Plan for fiscal sustainability? The previous Spanish Socialist Workers Party (PSOE) government tried in vain to reduce the budget deficit from 11% of GDP in 2009 to 6% by 2011 (it stands at 8.3%).

Despite this, the new PP government of Mariano Rajoy has pledged to reach a deficit of 4.4% by this year. The huge cuts to date, done to assure the markets of Spain’s solvency, have largely contributed to the recession, with the ironic result that public debt to GDP keeps rising (as in Greece).

The collapse in internal demand reinforces the stagnation in consumption and business investment.

Structural reforms to unleash private sector growth? The main “structural reform” the Rajoy government has in mind is to eliminate industry-wide bargaining.

If successful, it may raise the profitability of some firms, but at the cost of cutting wages and demand in an already moribund economy, further undermining growth.

Create conditions for export growth?

The two reasons why Sweden and Finland could enjoy an export boom from the mid-1990s were that they got access to larger markets by joining the European Union and devalued their currencies by at least a third.

Neither move is available to euro member Spain: its main weapon for raising export competitiveness is “internal devaluation” ― further cuts to wages and conditions.

And exactly how much would they have to cut in a world where all economies are seeking to increase exports?

Raise business investment? During the 2000-08 real estate bubble in Spain, the debt of non-financial corporations nearly doubled, from 74% to 137% of GDP.

Little wonder that private business investment since 2008 has crashed more than in any country except Ireland (from 27% to 18.6% of GDP).

Even if the PP government succeeds in bailing out the country’s banking sector, making it easier to raise commercial credit, there is no guarantee that demand for credit will return soon.

Indeed, the indebtedness of Spanish non-financial business parallels that of Japan in the 1990s, when “companies could not afford to invest in growth”.

Revive the housing market? Investment in housing will take a decade or more to recover. There are 1.5 million units that still remain unsold after the frenzy of 1997-2007, when five million units were built while households increased by only 2.5 million.

So long as present policy prevails in the European “periphery”, the atrocious social pain already inflicted by the crisis is bound to increase ― and with no guarantee of gain.

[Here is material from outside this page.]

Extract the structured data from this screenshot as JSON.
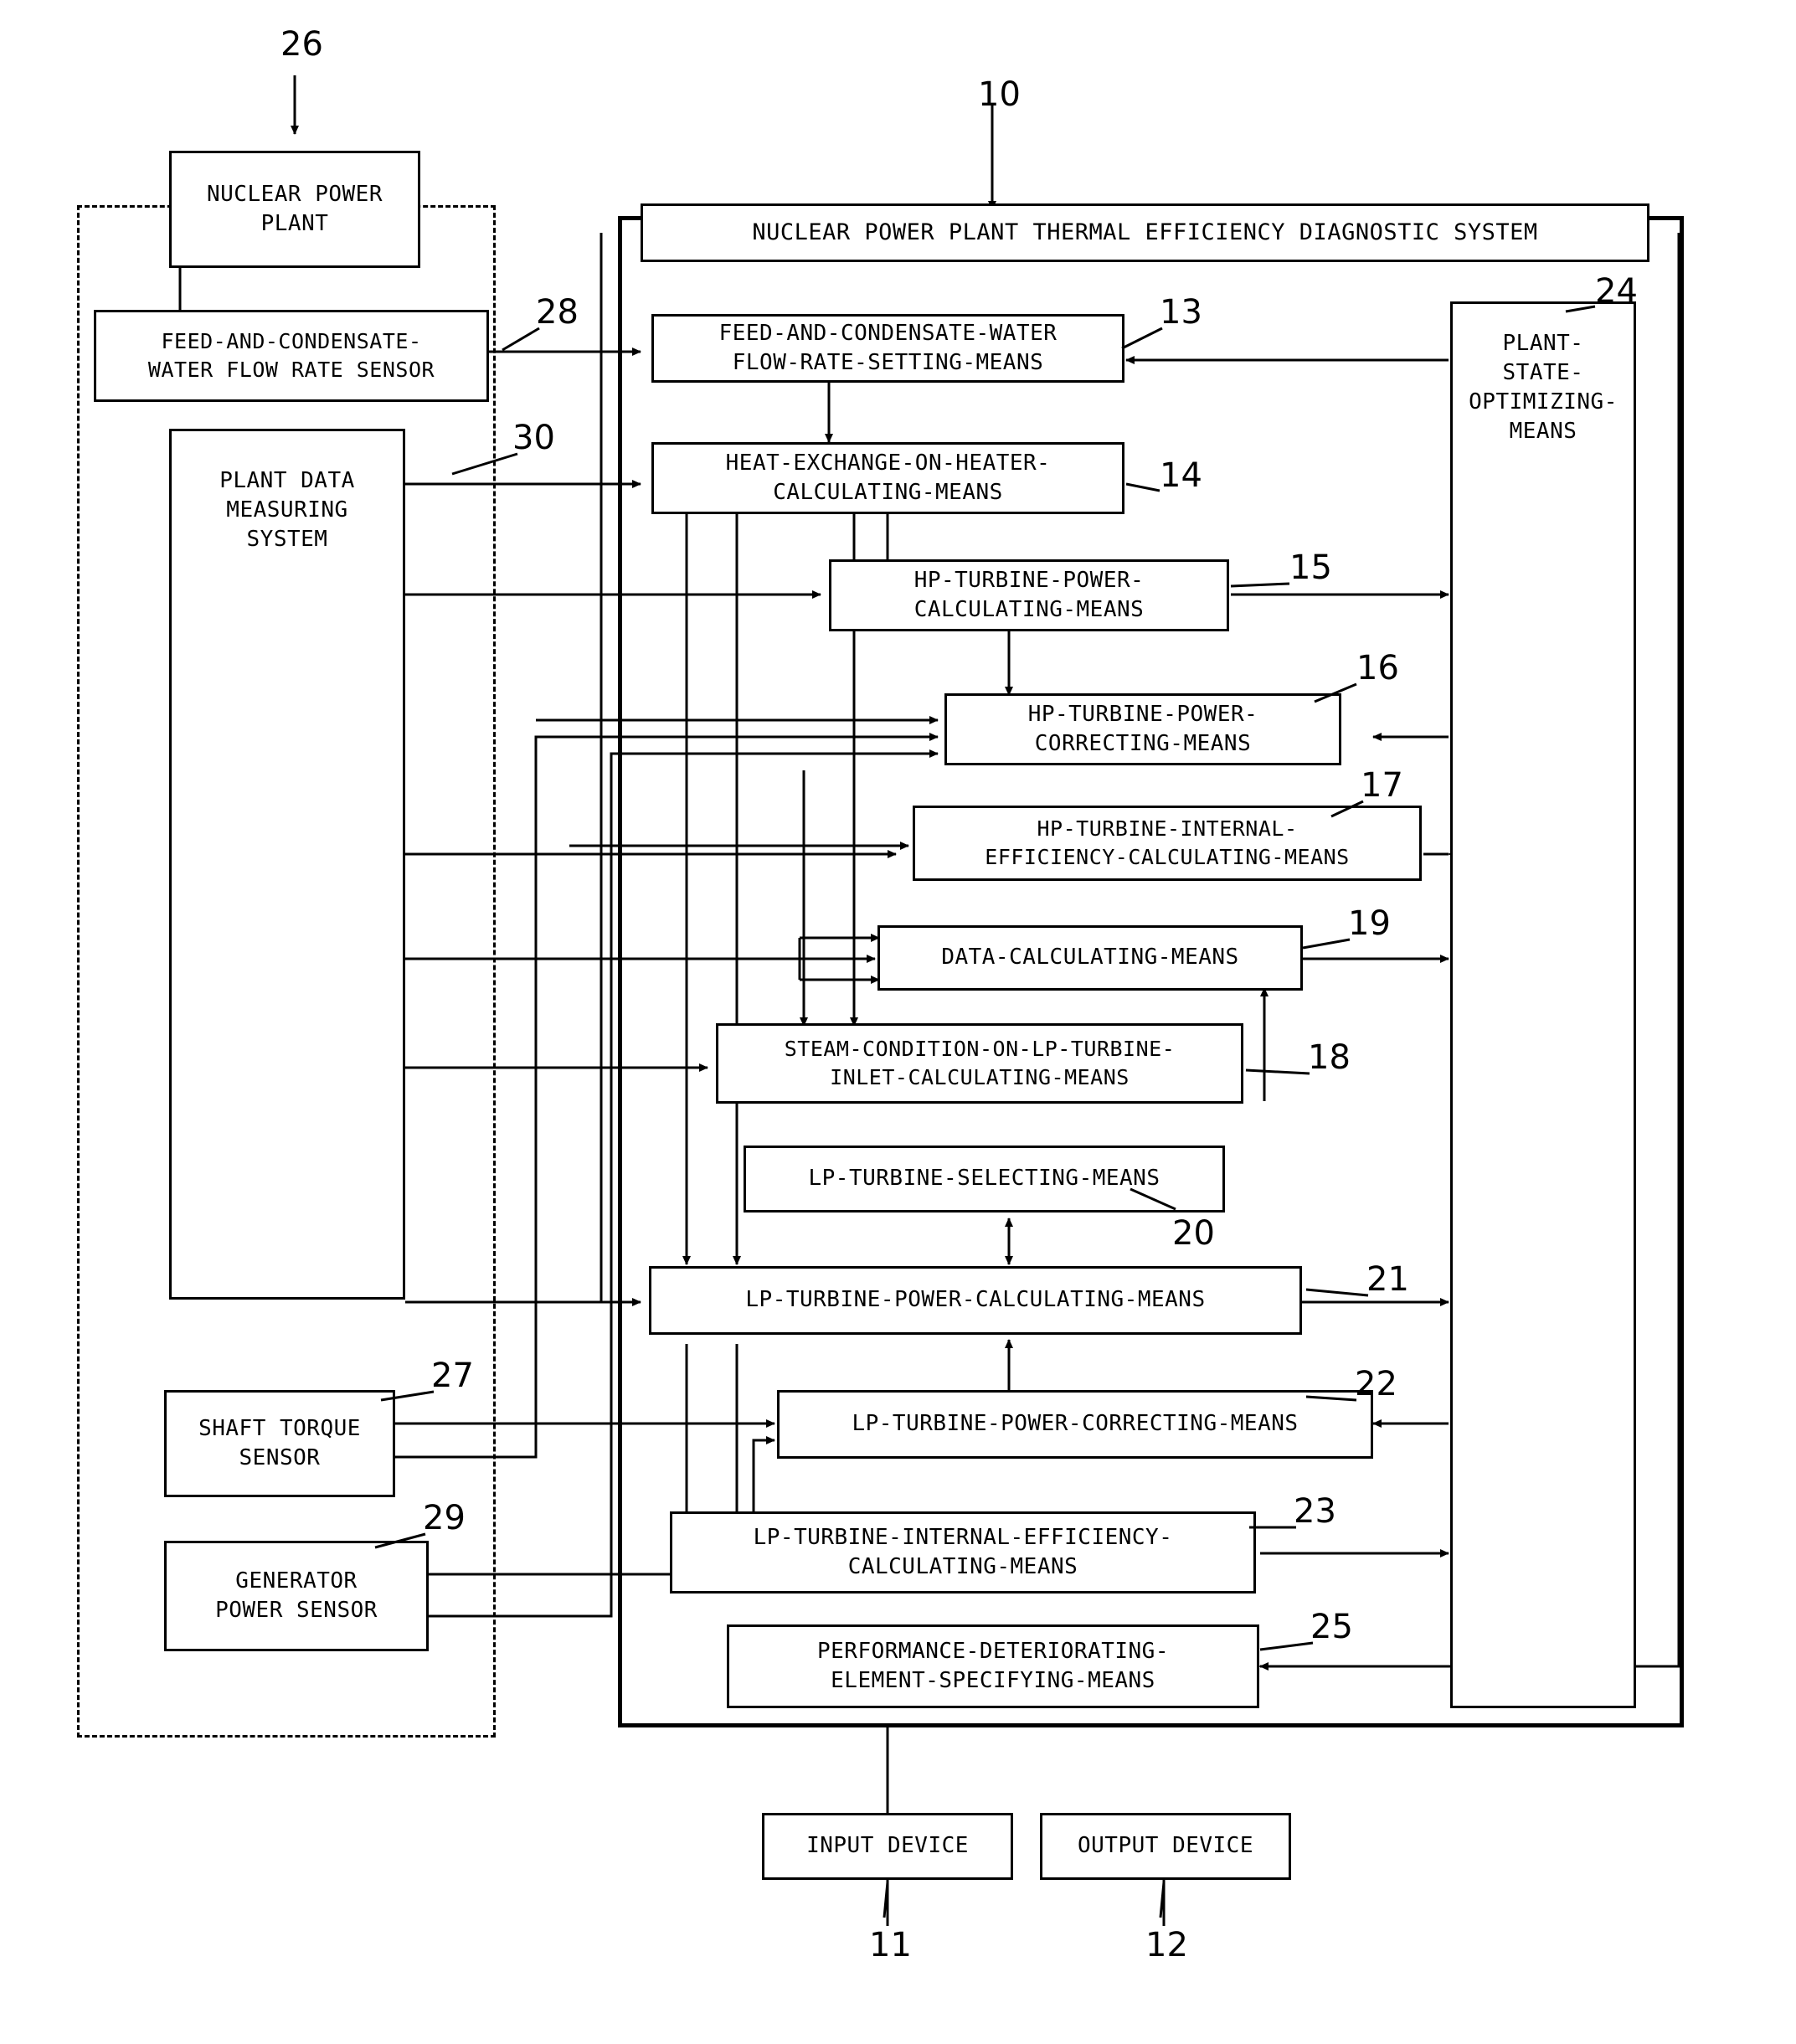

The situation is so bad that Financial Times lead economic commentator Martin Wolf, even while attacking “Merkozy’s” obsession with balancing budgets and asking why the lessons of the Great Depression have been forgotten, remarked on February 2 that “maybe stagnation is the best we can manage”.

And it is ― so long as a huge boost in job-creating public spending on socially and environmentally necessary infrastructure continues to be ruled out.

[Dick Nichols is Green Left Weekly’s European correspondent, based in Barcelona.]